The valley of the Teifi presents many points of great beauty and interest between Llandyssul and the sea. The rapids of Henllan, the falls of Cenarth and the wooded cliffs of Coedmore constitute some of the finest scenery in South Wales. The valley of the Aeron is well wooded and fertile, while the Rheidol contains amidst striking surroundings the famous cascade spanned by the Devil’s Bridge, which is known to the Welsh as Pont-ar-Fynach (the Monks’ Bridge).

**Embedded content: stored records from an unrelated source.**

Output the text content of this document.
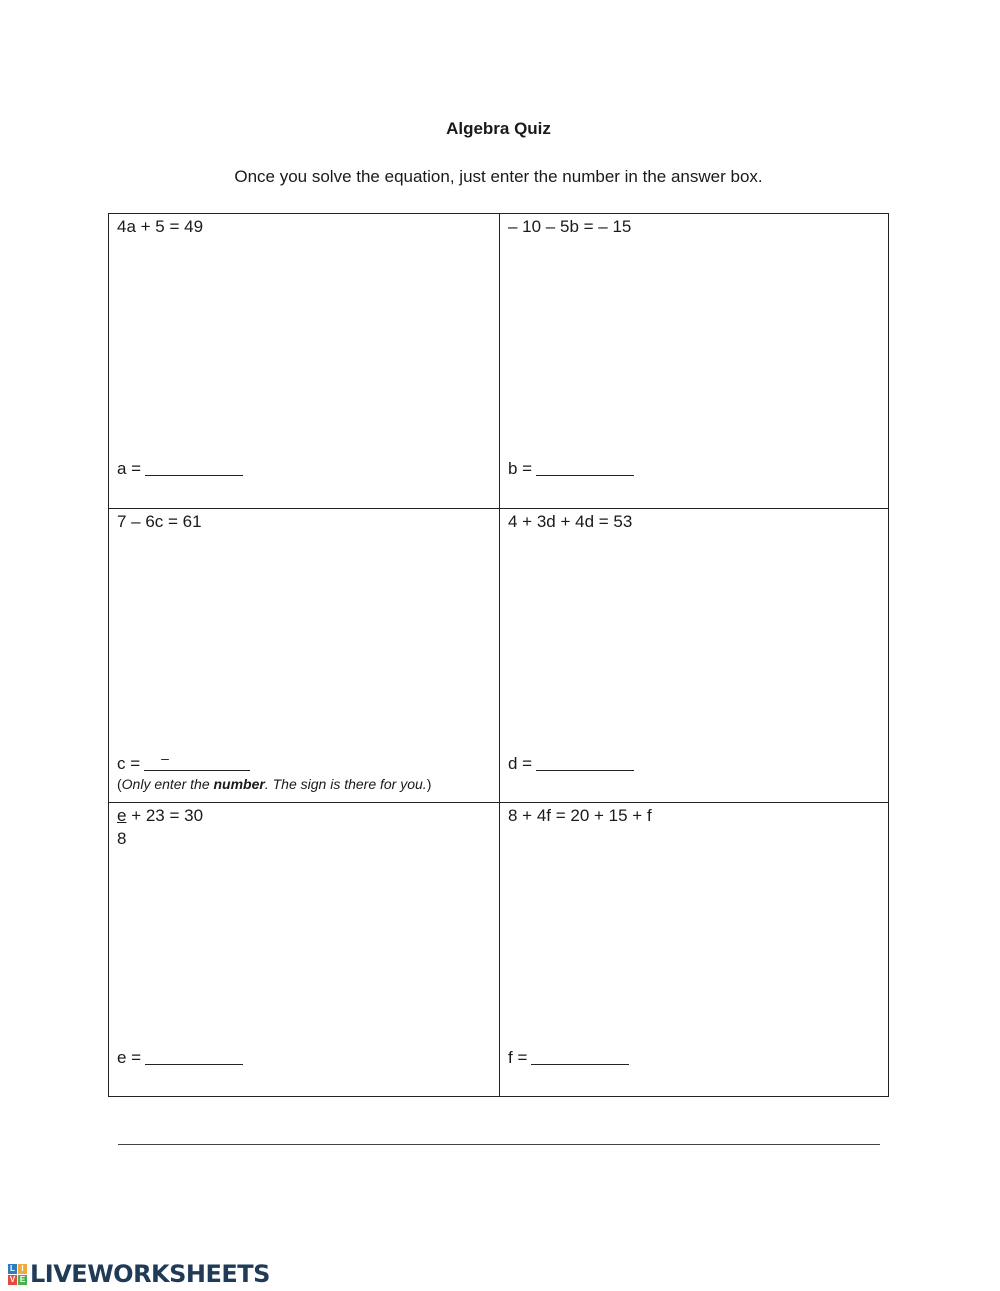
Algebra Quiz
Once you solve the equation, just enter the number in the answer box.
4a + 5 = 49
a =
– 10 – 5b = – 15
b =
7 – 6c = 61
c = –
(Only enter the number. The sign is there for you.)
4 + 3d + 4d = 53
d =
e + 23 = 30
8
e =
8 + 4f = 20 + 15 + f
f =
L I
V E LIVEWORKSHEETS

Geology.—The rocks of Cardiganshire consist of shales, slates and grits which have been folded and uptilted so that nowhere do they retain their original horizontality. They belong entirely to the Ordovician and Silurian periods; they have yielded few fossils, and much work remains to be done upon them before the stratigraphical subdivisions can be clearly defined. Many metalliferous lodes occur in the rocks, and the lead mines have long been famous; it was from the profits of his mining speculations, carried on chiefly in this county, that the celebrated Sir Hugh Myddleton was enabled to carry out his gigantic project for supplying London with water by means of the New River. Copper and zinc ores have also been obtained. Tregaron is the centre of the mining district, and the Lisburne, Goginan and Cwm Ystwyth mines are among the most important.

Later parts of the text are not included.